A mysterious young man with an unwashed look about him walks into a small town scorched by the sun and covered in a thick layer of dust. He catches the eyes of all in town: the docile wives of absentee husbands and also the wise ol' sheriff who is hunting for a murderer on the lurk.
Director Raj Singh Chaudhary tries his best to bring in all the usual tropes of a Hollywood Western to Thar: the early setup of the plot and its characters, the slant roof houses that are more 1930s Texas than Rajasthan, the saloon style dhaba that is only missing a spittoon at the door, dreaded dacoits, their horses and even police chases through wild, barren lands. A simple homage is also paid to perhaps the greatest desi Western ever made, Ramesh Sippy's Sholay.
Unfortunately, Thar's Western aspirations dwindle quite drastically midway as it enters a completely different torture porn genre. There is not much left to salvage after that. The Western theme of revenge is still at the heart of the film. However, the treatment of it appears so lazy by the end, that I can't really applaud it for sticking to it. A woman is shoved deep into the fridge just when you thought you witnessed a different-than-usual female character, and the final reveal is literally handed over to the viewer in one of the laziest pieces of writing in a long time. But the journey to the lazy end wasn't pleasant either. Thar's middle is filled with such long scenes of torture and gore, you almost expect a clown ventriloquist doll to come riding down the hall on a tricycle. Things take a turn for the horrible and unwatchable with the flashback scene at the very end. Horrifying sounds effects are introduced to add to the 'impact' of the torture and none of it leaves you for a long while. And not in a good way at all.

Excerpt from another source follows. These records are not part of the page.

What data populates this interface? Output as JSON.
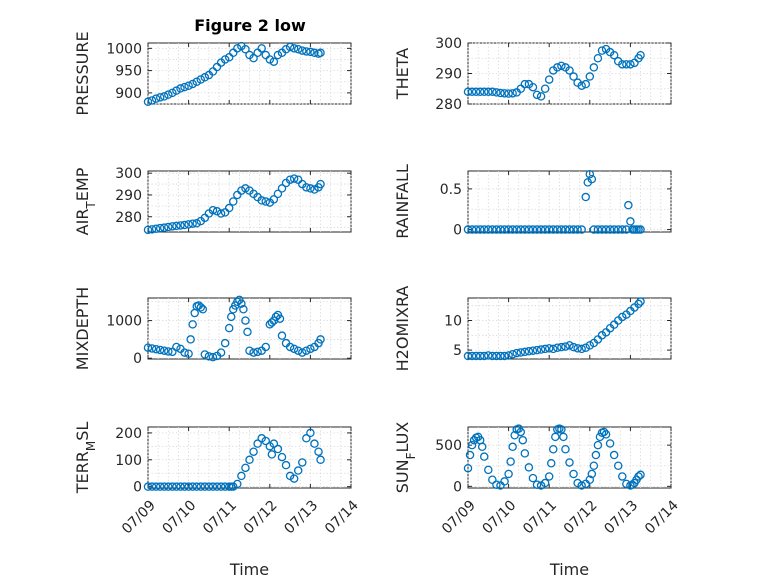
{
  "figure": {
    "title": "Figure 2 low"
  },
  "x_axis": {
    "label": "Time",
    "tick_labels": [
      "07/09",
      "07/10",
      "07/11",
      "07/12",
      "07/13",
      "07/14"
    ],
    "range": [
      0,
      5
    ]
  },
  "colors": {
    "marker": "#0072BD",
    "axis": "#262626",
    "grid": "#d9d9d9"
  },
  "chart_data": [
    {
      "type": "scatter",
      "ylabel": "PRESSURE",
      "ylabel_sub": "",
      "ylabel_rest": "",
      "ylim": [
        875,
        1012
      ],
      "yticks": [
        900,
        950,
        1000
      ],
      "grid": true,
      "x": [
        0.0,
        0.1,
        0.2,
        0.3,
        0.4,
        0.5,
        0.6,
        0.7,
        0.8,
        0.9,
        1.0,
        1.1,
        1.2,
        1.3,
        1.4,
        1.5,
        1.6,
        1.7,
        1.8,
        1.9,
        2.0,
        2.1,
        2.2,
        2.3,
        2.4,
        2.5,
        2.6,
        2.7,
        2.8,
        2.9,
        3.0,
        3.1,
        3.2,
        3.3,
        3.4,
        3.5,
        3.6,
        3.7,
        3.8,
        3.9,
        4.0,
        4.1,
        4.2,
        4.25
      ],
      "y": [
        880,
        883,
        887,
        890,
        892,
        896,
        900,
        905,
        910,
        913,
        916,
        920,
        925,
        930,
        935,
        940,
        948,
        958,
        968,
        975,
        980,
        990,
        1000,
        1005,
        998,
        985,
        978,
        990,
        1000,
        985,
        975,
        970,
        985,
        990,
        998,
        1003,
        1000,
        998,
        995,
        993,
        992,
        990,
        988,
        990
      ]
    },
    {
      "type": "scatter",
      "ylabel": "THETA",
      "ylabel_sub": "",
      "ylabel_rest": "",
      "ylim": [
        280,
        300
      ],
      "yticks": [
        280,
        290,
        300
      ],
      "grid": true,
      "x": [
        0.0,
        0.1,
        0.2,
        0.3,
        0.4,
        0.5,
        0.6,
        0.7,
        0.8,
        0.9,
        1.0,
        1.1,
        1.2,
        1.3,
        1.4,
        1.5,
        1.6,
        1.7,
        1.8,
        1.9,
        2.0,
        2.1,
        2.2,
        2.3,
        2.4,
        2.5,
        2.6,
        2.7,
        2.8,
        2.9,
        3.0,
        3.1,
        3.2,
        3.3,
        3.4,
        3.5,
        3.6,
        3.7,
        3.8,
        3.9,
        4.0,
        4.1,
        4.2,
        4.25
      ],
      "y": [
        284,
        284,
        284,
        284,
        284,
        284,
        284,
        283.8,
        283.6,
        283.5,
        283.4,
        283.5,
        283.8,
        285,
        286.5,
        286.5,
        285.5,
        283,
        282.5,
        285,
        288,
        291,
        292,
        292.5,
        292,
        291,
        289,
        287,
        286,
        286.5,
        289,
        292,
        295,
        297.5,
        298,
        297,
        296,
        294,
        293,
        293,
        293,
        293.5,
        295,
        296
      ]
    },
    {
      "type": "scatter",
      "ylabel": "AIR",
      "ylabel_sub": "T",
      "ylabel_rest": "EMP",
      "ylim": [
        273,
        301
      ],
      "yticks": [
        280,
        290,
        300
      ],
      "grid": true,
      "x": [
        0.0,
        0.1,
        0.2,
        0.3,
        0.4,
        0.5,
        0.6,
        0.7,
        0.8,
        0.9,
        1.0,
        1.1,
        1.2,
        1.3,
        1.4,
        1.5,
        1.6,
        1.7,
        1.8,
        1.9,
        2.0,
        2.1,
        2.2,
        2.3,
        2.4,
        2.5,
        2.6,
        2.7,
        2.8,
        2.9,
        3.0,
        3.1,
        3.2,
        3.3,
        3.4,
        3.5,
        3.6,
        3.7,
        3.8,
        3.9,
        4.0,
        4.1,
        4.2,
        4.25
      ],
      "y": [
        274,
        274.2,
        274.5,
        274.8,
        275,
        275.3,
        275.6,
        275.8,
        276,
        276.2,
        276.5,
        276.8,
        277,
        278,
        279.5,
        281.5,
        283,
        282.5,
        281.5,
        282,
        284,
        287,
        290,
        292,
        293,
        292,
        290.5,
        289,
        287.5,
        287,
        286.5,
        288,
        290.5,
        293,
        295.5,
        297,
        297.5,
        297,
        295,
        293.5,
        293,
        292.5,
        293.5,
        295
      ]
    },
    {
      "type": "scatter",
      "ylabel": "RAINFALL",
      "ylabel_sub": "",
      "ylabel_rest": "",
      "ylim": [
        -0.03,
        0.72
      ],
      "yticks": [
        0,
        0.5
      ],
      "grid": true,
      "x": [
        0.0,
        0.1,
        0.2,
        0.3,
        0.4,
        0.5,
        0.6,
        0.7,
        0.8,
        0.9,
        1.0,
        1.1,
        1.2,
        1.3,
        1.4,
        1.5,
        1.6,
        1.7,
        1.8,
        1.9,
        2.0,
        2.1,
        2.2,
        2.3,
        2.4,
        2.5,
        2.6,
        2.7,
        2.8,
        2.9,
        2.95,
        3.0,
        3.05,
        3.1,
        3.2,
        3.3,
        3.4,
        3.5,
        3.6,
        3.7,
        3.8,
        3.9,
        3.95,
        4.0,
        4.05,
        4.1,
        4.15,
        4.2,
        4.25
      ],
      "y": [
        0,
        0,
        0,
        0,
        0,
        0,
        0,
        0,
        0,
        0,
        0,
        0,
        0,
        0,
        0,
        0,
        0,
        0,
        0,
        0,
        0,
        0,
        0,
        0,
        0,
        0,
        0,
        0,
        0,
        0.4,
        0.58,
        0.68,
        0.62,
        0,
        0,
        0,
        0,
        0,
        0,
        0,
        0,
        0,
        0.3,
        0.1,
        0,
        0,
        0,
        0,
        0
      ]
    },
    {
      "type": "scatter",
      "ylabel": "MIXDEPTH",
      "ylabel_sub": "",
      "ylabel_rest": "",
      "ylim": [
        -20,
        1600
      ],
      "yticks": [
        0,
        1000
      ],
      "grid": true,
      "x": [
        0.0,
        0.1,
        0.2,
        0.3,
        0.4,
        0.5,
        0.6,
        0.7,
        0.8,
        0.9,
        1.0,
        1.05,
        1.1,
        1.15,
        1.2,
        1.25,
        1.3,
        1.35,
        1.4,
        1.5,
        1.6,
        1.7,
        1.8,
        1.9,
        2.0,
        2.05,
        2.1,
        2.15,
        2.2,
        2.25,
        2.3,
        2.35,
        2.4,
        2.45,
        2.5,
        2.6,
        2.7,
        2.8,
        2.9,
        3.0,
        3.05,
        3.1,
        3.15,
        3.2,
        3.25,
        3.3,
        3.4,
        3.5,
        3.6,
        3.7,
        3.8,
        3.9,
        4.0,
        4.1,
        4.2,
        4.25
      ],
      "y": [
        280,
        260,
        240,
        220,
        200,
        180,
        170,
        300,
        250,
        150,
        120,
        500,
        900,
        1200,
        1380,
        1400,
        1350,
        1300,
        100,
        50,
        30,
        60,
        150,
        400,
        800,
        1100,
        1300,
        1400,
        1500,
        1550,
        1450,
        1300,
        1000,
        700,
        200,
        150,
        170,
        200,
        300,
        900,
        950,
        1000,
        1100,
        1150,
        1050,
        600,
        400,
        300,
        250,
        200,
        150,
        200,
        250,
        300,
        400,
        500
      ]
    },
    {
      "type": "scatter",
      "ylabel": "H2OMIXRA",
      "ylabel_sub": "",
      "ylabel_rest": "",
      "ylim": [
        3.5,
        13.8
      ],
      "yticks": [
        5,
        10
      ],
      "grid": true,
      "x": [
        0.0,
        0.1,
        0.2,
        0.3,
        0.4,
        0.5,
        0.6,
        0.7,
        0.8,
        0.9,
        1.0,
        1.1,
        1.2,
        1.3,
        1.4,
        1.5,
        1.6,
        1.7,
        1.8,
        1.9,
        2.0,
        2.1,
        2.2,
        2.3,
        2.4,
        2.5,
        2.6,
        2.7,
        2.8,
        2.9,
        3.0,
        3.1,
        3.2,
        3.3,
        3.4,
        3.5,
        3.6,
        3.7,
        3.8,
        3.9,
        4.0,
        4.1,
        4.2,
        4.25
      ],
      "y": [
        4.0,
        4.0,
        4.0,
        4.0,
        4.0,
        4.1,
        4.0,
        4.0,
        4.0,
        4.0,
        4.1,
        4.3,
        4.5,
        4.6,
        4.7,
        4.8,
        4.9,
        5.0,
        5.1,
        5.2,
        5.3,
        5.2,
        5.4,
        5.5,
        5.6,
        5.8,
        5.5,
        5.3,
        5.2,
        5.4,
        5.8,
        6.2,
        6.8,
        7.5,
        8.0,
        8.7,
        9.3,
        10.0,
        10.6,
        11.0,
        11.6,
        12.2,
        12.8,
        13.2
      ]
    },
    {
      "type": "scatter",
      "ylabel": "TERR",
      "ylabel_sub": "M",
      "ylabel_rest": "SL",
      "ylim": [
        -5,
        222
      ],
      "yticks": [
        0,
        100,
        200
      ],
      "grid": true,
      "x": [
        0.0,
        0.1,
        0.2,
        0.3,
        0.4,
        0.5,
        0.6,
        0.7,
        0.8,
        0.9,
        1.0,
        1.1,
        1.2,
        1.3,
        1.4,
        1.5,
        1.6,
        1.7,
        1.8,
        1.9,
        2.0,
        2.05,
        2.1,
        2.2,
        2.3,
        2.4,
        2.5,
        2.6,
        2.7,
        2.8,
        2.9,
        3.0,
        3.05,
        3.1,
        3.2,
        3.3,
        3.4,
        3.5,
        3.6,
        3.7,
        3.8,
        3.9,
        4.0,
        4.1,
        4.2,
        4.25
      ],
      "y": [
        0,
        0,
        0,
        0,
        0,
        0,
        0,
        0,
        0,
        0,
        0,
        0,
        0,
        0,
        0,
        0,
        0,
        0,
        0,
        0,
        0,
        0,
        0,
        10,
        40,
        70,
        100,
        130,
        160,
        180,
        170,
        150,
        120,
        160,
        140,
        110,
        80,
        40,
        30,
        60,
        90,
        180,
        200,
        160,
        130,
        100
      ]
    },
    {
      "type": "scatter",
      "ylabel": "SUN",
      "ylabel_sub": "F",
      "ylabel_rest": "LUX",
      "ylim": [
        -20,
        720
      ],
      "yticks": [
        0,
        500
      ],
      "grid": true,
      "x": [
        0.0,
        0.05,
        0.1,
        0.15,
        0.2,
        0.25,
        0.3,
        0.35,
        0.4,
        0.5,
        0.6,
        0.7,
        0.8,
        0.9,
        1.0,
        1.05,
        1.1,
        1.15,
        1.2,
        1.25,
        1.3,
        1.35,
        1.4,
        1.5,
        1.6,
        1.7,
        1.8,
        1.9,
        2.0,
        2.05,
        2.1,
        2.15,
        2.2,
        2.25,
        2.3,
        2.35,
        2.4,
        2.5,
        2.6,
        2.7,
        2.8,
        2.9,
        3.0,
        3.05,
        3.1,
        3.15,
        3.2,
        3.25,
        3.3,
        3.35,
        3.4,
        3.5,
        3.6,
        3.7,
        3.8,
        3.9,
        4.0,
        4.05,
        4.1,
        4.15,
        4.2,
        4.25
      ],
      "y": [
        220,
        380,
        500,
        560,
        590,
        600,
        560,
        480,
        360,
        200,
        80,
        20,
        10,
        60,
        150,
        300,
        480,
        620,
        690,
        700,
        660,
        560,
        400,
        230,
        100,
        20,
        10,
        40,
        120,
        280,
        450,
        600,
        690,
        700,
        690,
        600,
        450,
        290,
        150,
        40,
        10,
        30,
        80,
        150,
        250,
        380,
        500,
        600,
        650,
        660,
        630,
        520,
        380,
        250,
        120,
        30,
        10,
        20,
        40,
        80,
        120,
        140
      ]
    }
  ]
}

Despite the no-fun gore, Thar is mostly watchable for the ambience it creates and performances of its lead cast. The film's mysterious new man in town is played by Harsh Varrdhan Kapoor, who has never been disappointing really but his KRA this time is 90% brood in the distance and 10% angry reaction shots. He gets a 100% appraisal rating from me though for delivering well on whatever little was asked of him. The better-written roles went to Anil Kapoor and Fatima Sana Shaikh, from the self-proclaimed 'supporting cast'. Anil Kapoor easily sells the wise but beaten inspector, hungry for a promotion and adventure in his usually silent, peaceful town. He commands respect from the townspeople and also you, watching him on your Netflix app. Never over-playing or downplaying any moment, Anil shows just how much he has matured at ably handling the tempo of his performance over the years. He knows when it's just enough to have tears fill up your eyes and stare at the ceiling and at your future, stuck in the rut of an uneventful life. He also knows how to convincingly sell that he loved his loyal constable's lal maas recipe. Anil deserves even more love than we give him. Fatima Sana Shaikh doesn't quite look like the Rajasthani village belle, but does well as the timid wife who knows when to grab an opportunity. She gets more room than Harsh Varrdhan to spread out her feet, be shy, forthcoming and even terrified.
Chaudhary and gang needed to polish the ending a bit more, let the detective and the audience arrive on it rather than serve them the answer on a platter. And to be honest, the inspiration for revenge could have definitely been less reminiscent of Rajiv Rai movies from the 90s, overall. The whole subplot about dacoits and drugs is so needlessly tied in and left out, I still don't understand the purpose of it other than serving as a very taxing diversion.
However, Thar does deliver well on the mood. Almost exclusively shot during high sun or late night, it drills in the arid, dry and hopeless feeling. I do wonder if I missed the significance of Thar as anything more than simply a setting for the story. Why is the entire film called Thar? Saw: The India Chapter could be better. How about Mohra 2? But let's be honest, no one can beat the 'Naseeruddhin Shah isn't blind' climax reveal for another 20 years.